I did the Reindeer Meditation again along with the recorded video and received more insight from the Reindeer Goddess.
I am a reindeer. I am walking along a snowy path that winds into some mountains. The shade of the mountains is severe against the bright of the sun against the snow. A white deer appears and follows along the opposite bank. I then start to sprint, and I am amazed at how fast my legs can take me, and how different this body feels than a human body. I run a long way until I see the lake. The first lake is blue, and it is daylight. I see the sky reflected in it. I see my hooves dip into the water. Then the meditation guides the scene into darkness, and I see a bright, incredible moon in the water. The moon in the water and the moon in the sky kiss as if they have lips. It is very quiet and still here. Then I continue walking, then start running again, until the journey leads to an icy, black lake that reflects the stars in it. Again, the black of the water kisses the black of the sky as if they have lips. It seems as if the lake is an eye of a reindeer. I walk along in darkness and stillness until I come upon the red, flowing river of blood and carefully step in, still in the shape of a reindeer. The other deer is across the way, now looking as if it is speaking to the two wolves, but I do not hear or understand anything they are communicating. The wolves have dark, coarse hair, and behave differently this journey because they know I have been here before and I know what to do. I feel the pulse of the blood surrounding me, and I do not need to breathe while swimming underneath it.
Ancestors say they are with me always, their wisdom is with me. My ancient wisdom is with me.

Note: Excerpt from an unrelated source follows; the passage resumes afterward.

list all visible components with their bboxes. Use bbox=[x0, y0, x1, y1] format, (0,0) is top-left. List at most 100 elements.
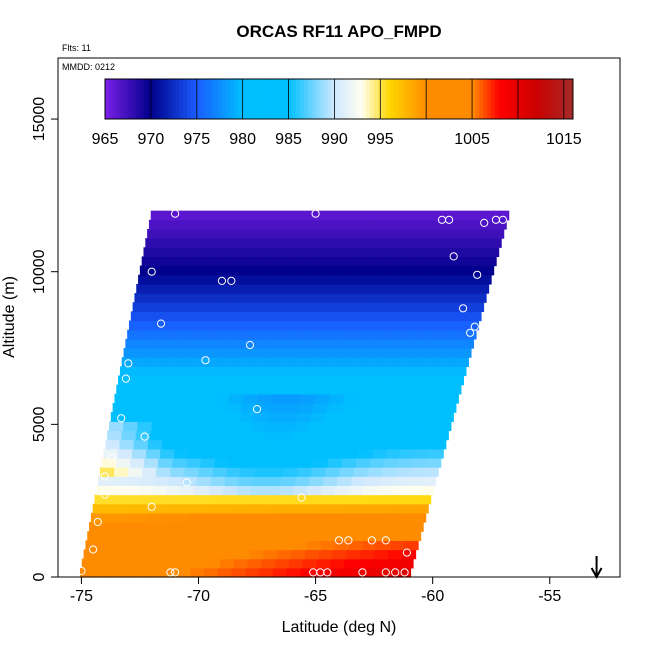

The reindeer says she is always there for me, no matter what, she is always there to help and to be called upon. She instructs me to now reveal my brilliance, that I am still hiding in shadows of doubt. She says I need only follow my heart, follow my joy, and I will find my way. She can sense the fear constricting my heart as I imagine what I truly want, the path I see but am afraid to seek, and she says, “When you follow the joy, the path will open with possibilities and security.” She can sense I am afraid of being left alone, of being widowed, of financial ruin and poverty. I associate complete autonomy with these things, these fears and imagined outcomes. She assures me that fully trusting my guides will allow these fears to subside.